From today cash payments for metal at scrap recycling yards will be outlawed under new laws aimed at cutting metal theft. In recent years thieves have targeted churches, railways and even war memorials.
Police estimate metal theft costs the UK economy more than £700 million a year. Phil Brewster reports.
Today, new laws come in banning cash payments for scrap metal.
The aim is to prevent the theft of metal from places like churches, railway lines & war memorials.
Cash transactions for scrap metal weighed in at recycling plants will be scrapped today.
It's in a bid to crack down on cable theft that's been plaguing the railway industry for years.
The Legal Aid, Sentencing and Punishment of Offenders Act has been amended to close loopholes that allows criminals to weigh their stolen scrap metal in, for cash.
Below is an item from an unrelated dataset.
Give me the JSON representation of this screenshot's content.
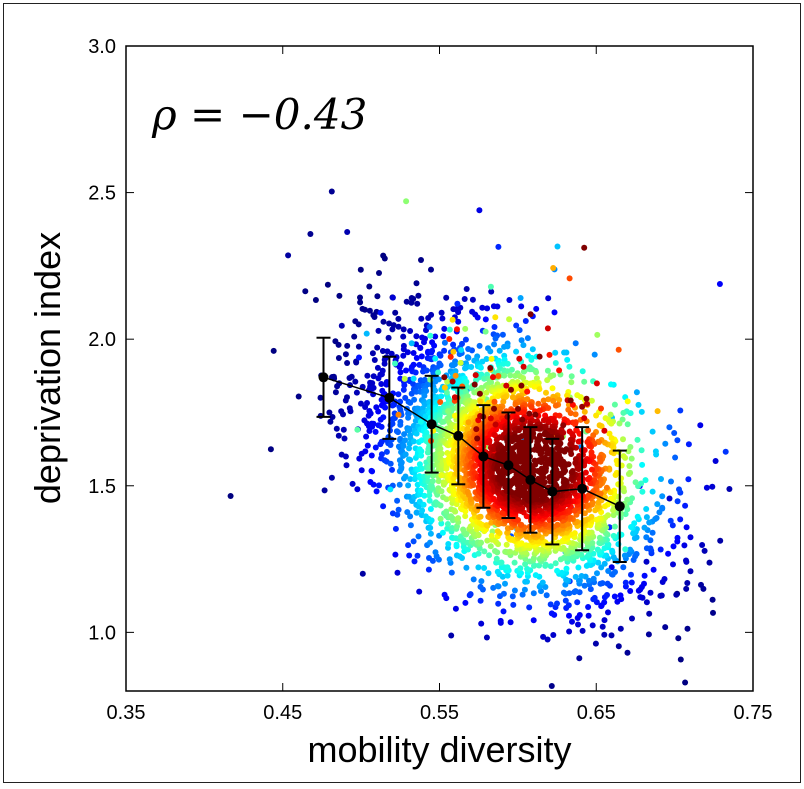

Incidents of cable theft have dropped from more than 2,600 in 2011 to under 1,300 so far this year, but it is still considered high compared to recent years.
Under the change, all cash transactions for metal at recycling yards across the country will be outlawed to get rid of the "cash-in-hand, no questions asked" culture.
Police forces across the East Midlands are joining together to combat metal thefts. The problem costs local authorities hundreds of thousands of pounds every year.
In Nottinghamshire alone, there have been nearly two hundred thefts in the last month. But from today, anyone wishing to sell metal will have to carry identification so they can be traced.